A título de exemplo, de modo que o leitor perceba as contribuições que esse livro pode trazer para o seu cotidiano de atividades, destaco alguns conteúdos de alguns dos capítulos:
No capítulo 1, são tratados em detalhes os programas, documentos, treinamentos, dentre outros procedimentos obrigatórios à construção trazidos pelas NRs e por outros textos de recomendações ou normativos;
No capítulo 2, há uma série de recomendações de boas práticas socialmente responsáveis a serem trabalhadas pelas construtoras com foco no trabalho digno (alfabetização digital, capacitação técnica da mão de obra, manutenção do canteiro de obras humanizado, dentre outras);
No capítulo 3, são trazidos os equipamentos de proteção coletivas (EPCs) necessários às obras, especificações técnicas, critérios de projeto (cargas a serem suportadas, por exemplo) para cada um dos EPCs e sistemas disponíveis do mercado que têm potencial de atendimento a esses requisitos;
No capítulo 7 e 9, são discutidas as principais doenças ocupacionais que ocorrem na construção civil e são trazidas práticas de primeiros socorros aplicada ao canteiro de obras, respectivamente;
No capítulo 10, dentre outros aspectos, é discutida a motivação do trabalhador na perspectiva da psicologia do trabalho;
No capítulo 11, traz-se a gamificação como ferramenta para identificar o perfil de jogador na construção e, a partir dessa classificação, desenvolver práticas motivacionais para cada perfil de trabalhador na empresa, e
No capítulo 14, são discutidas perspectivas de desenvolvimento para a construção civil no âmbito de SST, principalmente voltada à utilização de realidade virtual e realidade aumentada.
C.H.+: Dos temas abordados na publicação, qual o senhor destacaria como fundamental a sua observância?
H.S.P.: Destaco que todos os temas tratados no livro são fundamentais. É interessante perceber, no entanto, que há capítulos que auxiliarão as empresas hoje e outros que auxiliarão ela futuramente, a depender do seu estágio de engajamento com o campo de SST.
C.H.+: O que definiu a participação dos 20 autores?

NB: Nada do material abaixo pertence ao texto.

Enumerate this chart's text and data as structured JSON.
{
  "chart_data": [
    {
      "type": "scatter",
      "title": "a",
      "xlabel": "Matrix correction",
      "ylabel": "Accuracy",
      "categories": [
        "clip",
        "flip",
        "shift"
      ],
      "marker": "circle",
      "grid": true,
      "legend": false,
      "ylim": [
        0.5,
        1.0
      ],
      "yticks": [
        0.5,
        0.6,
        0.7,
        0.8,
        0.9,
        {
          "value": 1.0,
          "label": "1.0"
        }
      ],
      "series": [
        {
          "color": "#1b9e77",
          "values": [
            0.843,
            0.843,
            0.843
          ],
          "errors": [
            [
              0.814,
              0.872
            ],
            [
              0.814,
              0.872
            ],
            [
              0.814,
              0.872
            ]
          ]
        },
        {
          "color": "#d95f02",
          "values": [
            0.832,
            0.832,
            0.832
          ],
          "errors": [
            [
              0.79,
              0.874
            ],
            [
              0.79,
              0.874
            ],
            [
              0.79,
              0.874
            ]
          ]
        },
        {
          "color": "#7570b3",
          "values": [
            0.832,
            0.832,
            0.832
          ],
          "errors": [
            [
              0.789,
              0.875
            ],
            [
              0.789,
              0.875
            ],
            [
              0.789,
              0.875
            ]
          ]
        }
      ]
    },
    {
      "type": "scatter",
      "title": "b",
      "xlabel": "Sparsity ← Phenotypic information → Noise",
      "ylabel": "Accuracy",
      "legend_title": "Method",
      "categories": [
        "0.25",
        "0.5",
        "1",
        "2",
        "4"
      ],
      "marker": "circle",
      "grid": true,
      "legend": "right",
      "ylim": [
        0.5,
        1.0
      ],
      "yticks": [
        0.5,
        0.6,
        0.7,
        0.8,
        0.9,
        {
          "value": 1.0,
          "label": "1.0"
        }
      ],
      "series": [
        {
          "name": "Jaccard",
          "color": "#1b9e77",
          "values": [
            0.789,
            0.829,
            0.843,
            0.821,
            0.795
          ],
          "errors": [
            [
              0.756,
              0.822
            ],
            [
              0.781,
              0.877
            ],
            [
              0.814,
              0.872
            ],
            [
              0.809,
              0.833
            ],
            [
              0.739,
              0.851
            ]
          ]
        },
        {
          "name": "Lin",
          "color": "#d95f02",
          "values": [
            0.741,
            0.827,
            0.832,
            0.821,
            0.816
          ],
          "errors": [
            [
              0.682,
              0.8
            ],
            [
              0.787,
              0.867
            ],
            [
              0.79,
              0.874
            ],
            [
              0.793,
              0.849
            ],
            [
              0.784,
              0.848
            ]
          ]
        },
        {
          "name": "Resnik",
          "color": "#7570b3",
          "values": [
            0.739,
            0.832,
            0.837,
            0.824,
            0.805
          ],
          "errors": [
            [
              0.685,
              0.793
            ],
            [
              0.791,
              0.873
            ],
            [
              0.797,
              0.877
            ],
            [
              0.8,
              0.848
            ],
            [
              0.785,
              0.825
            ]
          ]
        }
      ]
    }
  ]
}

H.S.P.: Considerando a Segurança e a Saúde do Trabalhador da Construção Civil como áreas bastante amplas, a escrita do livro por 20 autores foi decisiva para garantir sua qualidade e aplicabilidade, uma vez que a temática de cada capítulo foi escrito por profissionais experientes e de referência naquela área. Ter a temática de saúde do trabalho abordada por um médico do trabalho, a de psicologia do trabalho tratada por psicólogos do trabalho, a de segurança em eletricidade tratada por engenheiro eletricista e engenheiro de segurança do trabalho, a de higiene ocupacional por um higienista ocupacional, dentre outros, resultou em um material extremamente aplicável e passível de se tornar um guia para a construção civil nacional no âmbito de SST.
C.H.+: Na sua visão, qual a importância das iniciativas desenvolvidas na área de SST para a construção civil?
H.S.P.: A atuação da CBIC e do Sesi no campo de SST aplicado à construção civil tem sido decisiva para conscientizar o setor no âmbito da importância da segurança e da saúde do trabalho, assim como para capacitar e atualizar gestores e mão de obra frente aos procedimentos normativos, tecnologias aplicáveis à construção, dentre outras. A realização de eventos técnicos e cursos de capacitação voltadas à SST, publicação de manuais orientativos e participação ativa nos processos de revisão de normas de segurança são algumas dessas práticas da CBIC e do Sesi com o foco no aperfeiçoamento da construção civil nacional.